Bill has mentioned the Guest House that is being built here at the compound in previous posts.  There are a number of houses here at the compound as well as a room or two (such as the room we are staying in) that can serve as “studio apartments.”  When we first started coming here, there was no German missionary on-site, so the diocese used German house as a guest house.  Although the house belongs to the diocese, the German missionary society built the house, so they always have first call on it. The diocese can use it for guests when its empty, but not rent it out.  All of the other houses can be, and are at the momment, either rented out or used by long-term volunteers to the diocese, such as Helen and Alister.  This makes financial sense:  the diocese needs any source of funds that it can find.  But it also makes it very difficult to house short-term visitors, of which there are quite a few throughout the year.  Andrea, the German missionary, houses the German visitors.  Helen and Alister have been helping out by hosting the British visitors (as well as providing showers for the odd American visitor), but there are still folks like us that need short-term housing and it is difficult for us to bring additional visitors with us, which we very much want to do.
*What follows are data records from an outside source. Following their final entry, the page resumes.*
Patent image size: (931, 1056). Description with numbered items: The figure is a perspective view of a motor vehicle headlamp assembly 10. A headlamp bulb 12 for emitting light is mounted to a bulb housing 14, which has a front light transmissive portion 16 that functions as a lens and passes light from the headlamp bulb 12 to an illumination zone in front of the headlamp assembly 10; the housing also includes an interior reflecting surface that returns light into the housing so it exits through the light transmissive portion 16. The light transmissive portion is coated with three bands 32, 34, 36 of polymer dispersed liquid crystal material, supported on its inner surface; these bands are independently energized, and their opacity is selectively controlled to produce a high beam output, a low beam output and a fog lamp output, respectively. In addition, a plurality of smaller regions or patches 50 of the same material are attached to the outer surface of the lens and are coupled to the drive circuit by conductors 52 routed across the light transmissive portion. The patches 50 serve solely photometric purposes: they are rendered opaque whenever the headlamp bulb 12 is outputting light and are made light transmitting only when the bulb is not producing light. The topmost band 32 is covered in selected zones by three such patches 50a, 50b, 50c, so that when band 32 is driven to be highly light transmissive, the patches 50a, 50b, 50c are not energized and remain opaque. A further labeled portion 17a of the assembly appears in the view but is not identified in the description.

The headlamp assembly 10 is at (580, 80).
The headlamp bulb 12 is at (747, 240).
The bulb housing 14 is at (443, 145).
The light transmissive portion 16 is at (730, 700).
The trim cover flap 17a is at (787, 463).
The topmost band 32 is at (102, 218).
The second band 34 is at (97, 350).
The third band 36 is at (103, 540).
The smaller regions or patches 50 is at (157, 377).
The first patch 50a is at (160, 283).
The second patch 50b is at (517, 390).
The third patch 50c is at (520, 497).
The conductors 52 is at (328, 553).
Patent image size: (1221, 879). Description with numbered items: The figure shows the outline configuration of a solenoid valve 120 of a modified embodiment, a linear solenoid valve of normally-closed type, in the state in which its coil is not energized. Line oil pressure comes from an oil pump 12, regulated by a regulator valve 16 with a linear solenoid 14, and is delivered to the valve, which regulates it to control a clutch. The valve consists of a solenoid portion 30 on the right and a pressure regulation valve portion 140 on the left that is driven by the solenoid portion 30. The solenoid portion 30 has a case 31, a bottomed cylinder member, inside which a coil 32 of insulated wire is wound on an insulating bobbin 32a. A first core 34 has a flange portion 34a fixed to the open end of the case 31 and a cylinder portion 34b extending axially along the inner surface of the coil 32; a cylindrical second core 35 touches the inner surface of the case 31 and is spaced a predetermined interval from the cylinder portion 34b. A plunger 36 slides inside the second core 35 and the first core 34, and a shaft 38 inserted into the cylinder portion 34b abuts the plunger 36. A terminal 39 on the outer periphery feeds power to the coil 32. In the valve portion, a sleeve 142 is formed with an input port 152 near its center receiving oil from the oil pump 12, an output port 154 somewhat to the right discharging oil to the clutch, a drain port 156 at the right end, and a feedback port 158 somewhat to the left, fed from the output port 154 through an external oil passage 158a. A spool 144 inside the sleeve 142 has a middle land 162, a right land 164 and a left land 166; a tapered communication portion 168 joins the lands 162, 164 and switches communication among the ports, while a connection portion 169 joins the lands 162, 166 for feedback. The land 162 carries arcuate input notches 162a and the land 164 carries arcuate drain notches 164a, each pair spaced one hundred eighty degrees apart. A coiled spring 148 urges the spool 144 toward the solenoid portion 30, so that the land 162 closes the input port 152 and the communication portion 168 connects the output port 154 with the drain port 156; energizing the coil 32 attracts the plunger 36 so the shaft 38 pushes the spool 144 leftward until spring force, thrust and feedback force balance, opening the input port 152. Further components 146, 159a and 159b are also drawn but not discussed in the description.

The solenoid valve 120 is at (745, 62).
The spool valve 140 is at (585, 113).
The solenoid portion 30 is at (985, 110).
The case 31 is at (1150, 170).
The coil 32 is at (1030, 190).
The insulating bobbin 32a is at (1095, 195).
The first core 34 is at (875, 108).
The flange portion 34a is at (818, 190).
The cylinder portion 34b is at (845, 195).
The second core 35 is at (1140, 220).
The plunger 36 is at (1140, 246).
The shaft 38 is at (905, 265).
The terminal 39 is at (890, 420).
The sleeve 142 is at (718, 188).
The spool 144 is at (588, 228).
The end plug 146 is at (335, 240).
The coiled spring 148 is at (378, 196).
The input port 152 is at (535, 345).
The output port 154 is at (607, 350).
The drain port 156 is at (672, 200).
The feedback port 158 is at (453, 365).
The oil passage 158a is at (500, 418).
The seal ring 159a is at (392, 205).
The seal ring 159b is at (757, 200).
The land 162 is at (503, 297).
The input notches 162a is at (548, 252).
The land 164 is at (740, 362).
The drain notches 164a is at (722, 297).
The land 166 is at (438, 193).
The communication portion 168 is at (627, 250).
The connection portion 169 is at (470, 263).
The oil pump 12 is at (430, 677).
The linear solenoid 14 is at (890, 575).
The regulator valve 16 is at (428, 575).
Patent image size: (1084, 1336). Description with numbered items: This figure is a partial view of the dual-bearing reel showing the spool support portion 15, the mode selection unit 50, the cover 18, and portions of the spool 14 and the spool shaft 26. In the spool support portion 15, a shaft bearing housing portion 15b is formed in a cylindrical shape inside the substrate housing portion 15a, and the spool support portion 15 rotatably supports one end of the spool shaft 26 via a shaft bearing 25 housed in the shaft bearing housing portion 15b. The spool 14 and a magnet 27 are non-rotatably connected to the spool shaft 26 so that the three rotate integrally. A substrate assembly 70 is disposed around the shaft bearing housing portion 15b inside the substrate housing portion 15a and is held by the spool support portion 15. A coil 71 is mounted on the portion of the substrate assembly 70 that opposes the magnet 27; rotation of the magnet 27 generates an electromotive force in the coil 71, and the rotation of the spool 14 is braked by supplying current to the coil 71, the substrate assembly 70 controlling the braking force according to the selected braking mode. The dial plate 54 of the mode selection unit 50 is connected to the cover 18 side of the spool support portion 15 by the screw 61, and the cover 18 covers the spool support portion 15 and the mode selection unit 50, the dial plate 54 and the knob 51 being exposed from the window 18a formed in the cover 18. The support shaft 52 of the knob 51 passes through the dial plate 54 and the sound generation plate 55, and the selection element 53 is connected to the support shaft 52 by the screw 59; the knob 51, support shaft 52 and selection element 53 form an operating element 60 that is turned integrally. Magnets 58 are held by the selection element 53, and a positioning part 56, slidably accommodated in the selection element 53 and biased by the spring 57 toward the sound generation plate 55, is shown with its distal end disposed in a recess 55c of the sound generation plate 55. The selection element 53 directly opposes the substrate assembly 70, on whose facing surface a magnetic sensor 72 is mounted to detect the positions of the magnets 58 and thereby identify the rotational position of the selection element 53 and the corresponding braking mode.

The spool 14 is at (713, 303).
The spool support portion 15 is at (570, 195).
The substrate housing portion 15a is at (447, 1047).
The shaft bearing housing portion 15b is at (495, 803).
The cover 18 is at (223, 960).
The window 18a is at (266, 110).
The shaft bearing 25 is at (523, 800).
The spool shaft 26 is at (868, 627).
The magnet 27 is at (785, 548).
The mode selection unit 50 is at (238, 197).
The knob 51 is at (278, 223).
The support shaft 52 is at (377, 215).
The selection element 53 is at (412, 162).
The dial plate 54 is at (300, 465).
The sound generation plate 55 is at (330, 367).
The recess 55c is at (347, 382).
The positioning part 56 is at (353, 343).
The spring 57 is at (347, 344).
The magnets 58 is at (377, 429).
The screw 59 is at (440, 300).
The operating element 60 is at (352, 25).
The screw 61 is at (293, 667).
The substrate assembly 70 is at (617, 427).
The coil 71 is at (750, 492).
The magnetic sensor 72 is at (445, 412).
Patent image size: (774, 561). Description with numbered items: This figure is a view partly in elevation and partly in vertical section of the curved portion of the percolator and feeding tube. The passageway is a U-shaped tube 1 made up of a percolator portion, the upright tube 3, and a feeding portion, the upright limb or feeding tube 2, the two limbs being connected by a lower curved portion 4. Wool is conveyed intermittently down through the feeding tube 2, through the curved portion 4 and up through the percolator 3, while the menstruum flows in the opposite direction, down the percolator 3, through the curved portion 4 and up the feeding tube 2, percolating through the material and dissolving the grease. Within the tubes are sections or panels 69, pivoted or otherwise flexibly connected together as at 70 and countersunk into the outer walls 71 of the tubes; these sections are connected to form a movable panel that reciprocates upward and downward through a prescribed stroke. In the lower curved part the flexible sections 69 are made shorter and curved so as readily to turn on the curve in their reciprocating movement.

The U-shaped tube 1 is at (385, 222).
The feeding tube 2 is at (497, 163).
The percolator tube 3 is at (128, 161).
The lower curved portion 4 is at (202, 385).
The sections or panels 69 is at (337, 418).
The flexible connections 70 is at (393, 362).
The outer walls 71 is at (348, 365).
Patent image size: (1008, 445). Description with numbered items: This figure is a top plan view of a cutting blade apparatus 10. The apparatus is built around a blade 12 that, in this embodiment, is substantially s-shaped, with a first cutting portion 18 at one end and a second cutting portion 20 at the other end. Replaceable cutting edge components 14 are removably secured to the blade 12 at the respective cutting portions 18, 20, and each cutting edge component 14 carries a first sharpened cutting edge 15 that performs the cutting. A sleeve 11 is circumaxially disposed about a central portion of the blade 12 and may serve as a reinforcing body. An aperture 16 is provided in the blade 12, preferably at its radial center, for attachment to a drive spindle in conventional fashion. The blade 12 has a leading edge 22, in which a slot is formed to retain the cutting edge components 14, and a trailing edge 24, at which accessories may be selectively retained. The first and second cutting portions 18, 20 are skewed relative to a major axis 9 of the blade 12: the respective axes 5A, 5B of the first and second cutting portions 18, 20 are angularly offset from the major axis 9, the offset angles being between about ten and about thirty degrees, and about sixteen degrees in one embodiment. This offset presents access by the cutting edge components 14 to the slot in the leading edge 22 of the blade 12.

A few years ago, Bill expressed the desire to have a house of our own in Kasulu.  I, being a Debby Downer by nature, immediately started finding problems with this idea.  It was not the cost.  Property in Kasulu is very inexpensive by Northeastern American standards.  It was everything else:  How would the house be taken care of when we are not here in Kasulu?  Housing here needs to be in a compound for secuity at night, what would happen to the house when we can no longer make the journey to Kasulu and can an American even by property in Tanzania?


Bill had mentioned his desire to the Bishop, and the Bishop shared with us his desire to build a guest hostel in the compound.  These will be “self-contained” rooms (bed + bath) for short term visitors.  A special set of rooms that will include a sitting room would be built as part of this hostel, and these rooms would be ours when ever we visit.  We agreed:  THIS we could support.  And it covers all of my concerns.  The guest hostel belongs to the diocese.  It is in the DWT compound and will be maintained by the diocese whether we are here or not.  Of course “our” rooms will be used by others when we are not here, but they will always be available to us when we visit and they will reflect some of our tastes (which we will pay for of course) such as tile floors, and furniture that we plan to shop for when the building is complete.  The first, most important piece of furnature has already been purchased:  the bed that we are sleeping in this year will be moved to the guest hostel when it is complete.

We sent starting funds for this project earlier this spring and constuction is well underway.  We hope that it will be complete by the time that we visit next year and that we will be staying in our “Tanzanian Timeshare”, perhaps with some others from St. Paul’s in the adjacent hostel guest rooms!